The head was magnafluxed before the machine work was done. I insisted. Then, stainless steel valve guides were inserted into the part of the cylinder head that seperates the exhuast from the valve cover. They were in fact pressed into position. So, it is plausible that the insertion of the guides is the cause of a major crack.
Regardless, the engine is impossible to tune. The idle dips to the verge of stalling periodically in drive. In park, the idle is better, but still dips with the same period. Every sensor is new (and has been swapped with a known good used one to be certain). Two different ECMs have been tried. Two different distributors, TBIs, TPSs, MAPs, Alternator, plugs, and so on. All of it had no effect.
I have followed all of the diagnostics in the service manual and the electronics all check out as good. There are no codes on the computer and fuel pressure is a lovely 12 psi. The cat is new and the vacuum increases with RPM (a clogged exhuast is indicated by a decrease in intake vacuum with increasing RPM).
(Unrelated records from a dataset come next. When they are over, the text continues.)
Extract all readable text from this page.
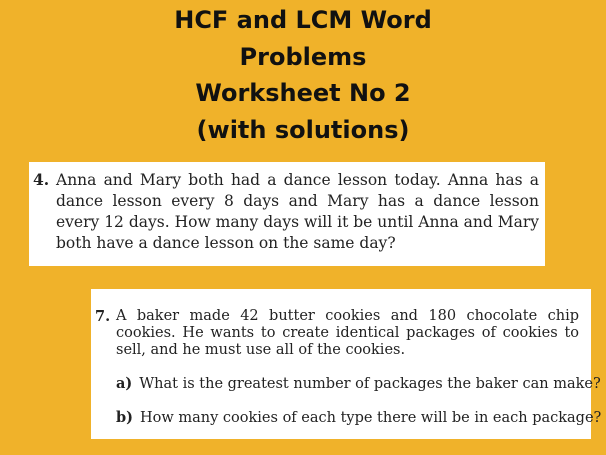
HCF and LCM Word
Problems
Worksheet No 2
(with solutions)
4. Anna and Mary both had a dance lesson today. Anna has a dance lesson every 8 days and Mary has a dance lesson every 12 days. How many days will it be until Anna and Mary both have a dance lesson on the same day?
7. A baker made 42 butter cookies and 180 chocolate chip cookies. He wants to create identical packages of cookies to sell, and he must use all of the cookies.
a) What is the greatest number of packages the baker can make?
b) How many cookies of each type there will be in each package?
The books say that you should feel slight suction at the PCV vent hole with the filter removed. You do not. Instead you feel significant positive pressure. Remove the PCV valve too and there is still lots of positive pressure. Go turn on a hair dryer on high and you can experience the same thing first hand (no pun intended).
My plan is to pull the head and take it back to the machinist. I started this thread to see if my diagnosis was right before I took it apart.